# longest lasting tire



## tyler'sgrizz (May 14, 2010)

whats the longest lasting radial tire? i'm sure there is another thread about this somewhere. i searched


----------



## Polaris425 (Dec 16, 2004)

MudLite XTR's are probably the most popular Radial. Bighorns are another really popular Radial that last and last.
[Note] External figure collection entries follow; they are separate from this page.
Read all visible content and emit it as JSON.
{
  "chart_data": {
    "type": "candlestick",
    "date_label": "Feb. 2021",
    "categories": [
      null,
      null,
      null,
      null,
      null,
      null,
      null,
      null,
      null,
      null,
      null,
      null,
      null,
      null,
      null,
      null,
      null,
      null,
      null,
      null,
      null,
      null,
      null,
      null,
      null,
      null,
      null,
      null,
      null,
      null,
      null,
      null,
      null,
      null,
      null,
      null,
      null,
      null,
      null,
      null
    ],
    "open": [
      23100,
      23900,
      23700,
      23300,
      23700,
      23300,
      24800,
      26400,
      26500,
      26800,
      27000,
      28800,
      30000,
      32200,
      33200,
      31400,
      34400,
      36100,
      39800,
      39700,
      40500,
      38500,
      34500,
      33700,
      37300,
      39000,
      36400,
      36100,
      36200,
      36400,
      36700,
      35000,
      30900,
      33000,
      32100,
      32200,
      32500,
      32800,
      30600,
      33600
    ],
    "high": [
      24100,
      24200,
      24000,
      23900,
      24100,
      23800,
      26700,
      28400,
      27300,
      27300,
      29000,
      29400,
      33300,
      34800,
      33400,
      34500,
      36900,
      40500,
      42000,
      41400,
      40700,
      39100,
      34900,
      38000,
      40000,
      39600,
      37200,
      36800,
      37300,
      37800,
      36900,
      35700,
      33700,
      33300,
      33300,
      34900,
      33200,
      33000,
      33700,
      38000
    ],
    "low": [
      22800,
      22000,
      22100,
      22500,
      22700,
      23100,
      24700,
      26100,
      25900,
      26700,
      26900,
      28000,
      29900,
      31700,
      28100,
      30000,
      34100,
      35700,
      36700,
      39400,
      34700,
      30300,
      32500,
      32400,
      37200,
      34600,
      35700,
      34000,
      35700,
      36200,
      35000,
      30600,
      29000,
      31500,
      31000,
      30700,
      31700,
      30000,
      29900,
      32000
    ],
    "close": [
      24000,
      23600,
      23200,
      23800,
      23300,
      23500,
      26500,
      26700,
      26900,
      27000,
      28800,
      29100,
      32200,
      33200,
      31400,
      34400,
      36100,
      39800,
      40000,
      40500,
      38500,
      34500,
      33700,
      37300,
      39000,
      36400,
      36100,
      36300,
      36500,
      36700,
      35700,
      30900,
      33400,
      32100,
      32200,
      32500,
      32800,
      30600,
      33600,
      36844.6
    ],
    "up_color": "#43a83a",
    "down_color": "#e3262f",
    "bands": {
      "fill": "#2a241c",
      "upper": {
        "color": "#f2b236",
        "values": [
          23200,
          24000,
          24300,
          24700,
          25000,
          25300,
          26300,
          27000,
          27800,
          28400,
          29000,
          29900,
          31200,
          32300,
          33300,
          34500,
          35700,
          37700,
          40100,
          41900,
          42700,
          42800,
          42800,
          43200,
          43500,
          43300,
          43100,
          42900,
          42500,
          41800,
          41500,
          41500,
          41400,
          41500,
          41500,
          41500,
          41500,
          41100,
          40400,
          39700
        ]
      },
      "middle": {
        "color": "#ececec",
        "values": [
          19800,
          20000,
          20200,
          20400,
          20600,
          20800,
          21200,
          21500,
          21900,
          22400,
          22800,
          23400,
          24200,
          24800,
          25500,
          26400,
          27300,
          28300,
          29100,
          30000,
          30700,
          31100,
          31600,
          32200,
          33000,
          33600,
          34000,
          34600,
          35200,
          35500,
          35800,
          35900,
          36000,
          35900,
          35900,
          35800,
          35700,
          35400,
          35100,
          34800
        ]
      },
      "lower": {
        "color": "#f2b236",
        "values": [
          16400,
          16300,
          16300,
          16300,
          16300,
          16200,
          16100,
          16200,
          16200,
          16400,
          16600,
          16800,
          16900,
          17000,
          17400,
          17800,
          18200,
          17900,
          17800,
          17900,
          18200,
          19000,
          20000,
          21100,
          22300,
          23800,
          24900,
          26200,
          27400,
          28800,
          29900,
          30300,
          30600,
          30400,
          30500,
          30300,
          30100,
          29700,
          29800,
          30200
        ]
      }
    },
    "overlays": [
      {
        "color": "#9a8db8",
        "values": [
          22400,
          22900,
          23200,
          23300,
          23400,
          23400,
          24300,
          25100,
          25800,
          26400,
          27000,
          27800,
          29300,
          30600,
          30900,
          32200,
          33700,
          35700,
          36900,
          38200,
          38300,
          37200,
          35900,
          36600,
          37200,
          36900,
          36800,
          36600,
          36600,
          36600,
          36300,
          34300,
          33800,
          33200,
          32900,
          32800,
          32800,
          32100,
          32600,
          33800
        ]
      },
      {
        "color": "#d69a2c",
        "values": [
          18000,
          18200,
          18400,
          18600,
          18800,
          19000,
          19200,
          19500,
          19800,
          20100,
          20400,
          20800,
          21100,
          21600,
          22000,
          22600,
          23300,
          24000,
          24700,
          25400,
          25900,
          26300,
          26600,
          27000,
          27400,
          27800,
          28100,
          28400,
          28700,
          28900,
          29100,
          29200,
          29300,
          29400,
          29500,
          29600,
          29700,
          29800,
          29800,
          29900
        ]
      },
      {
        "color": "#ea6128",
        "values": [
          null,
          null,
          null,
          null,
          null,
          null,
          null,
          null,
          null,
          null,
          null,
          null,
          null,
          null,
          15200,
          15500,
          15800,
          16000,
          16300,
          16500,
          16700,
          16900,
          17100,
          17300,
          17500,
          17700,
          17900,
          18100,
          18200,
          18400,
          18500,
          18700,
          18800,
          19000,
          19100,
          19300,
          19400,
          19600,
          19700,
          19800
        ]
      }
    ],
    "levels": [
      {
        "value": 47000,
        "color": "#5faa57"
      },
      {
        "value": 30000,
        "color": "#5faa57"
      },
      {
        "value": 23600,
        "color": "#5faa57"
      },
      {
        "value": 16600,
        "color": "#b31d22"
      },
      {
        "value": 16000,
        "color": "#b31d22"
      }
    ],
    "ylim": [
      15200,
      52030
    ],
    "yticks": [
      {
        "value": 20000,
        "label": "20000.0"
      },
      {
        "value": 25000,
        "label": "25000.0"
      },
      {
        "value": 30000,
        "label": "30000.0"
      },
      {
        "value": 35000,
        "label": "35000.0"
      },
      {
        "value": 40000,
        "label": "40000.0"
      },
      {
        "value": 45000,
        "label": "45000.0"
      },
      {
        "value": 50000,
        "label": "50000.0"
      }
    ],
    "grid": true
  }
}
Wont be as good in the mud but, awesome everywhere else.


----------



## bennapa55 (Oct 15, 2010)

3000 miles on my bighorns and still lookin great


----------



## yard_dawg (Oct 27, 2010)

got 27 big horns on mine, with 180 hr's. still got a lot of bite left.


----------



## NMKawierider (Apr 11, 2009)

I had put over 2300 miles on a set of XTRs and they still had 80% of the tread left.


----------



## tyler'sgrizz (May 14, 2010)

i like the xtr's


----------



## swampthing (May 2, 2010)

Mudlite XTR's FTW!


----------



## Eight (Mar 24, 2010)

Good mud tires would be bi/tri claws or the kenda bearclaws. The bi/tri claws ride really smooth too.


----------



## flht3 (Nov 7, 2010)

my old mudbugs are tough as nails but not radials


----------



## wood butcher (May 11, 2009)

i traded down some 28 backs for the 27xrt's and i love them


----------



## tyler'sgrizz (May 14, 2010)

i'm picking up a set of big horns when my tires wear down. theres a lot of hard pack here and rocks


----------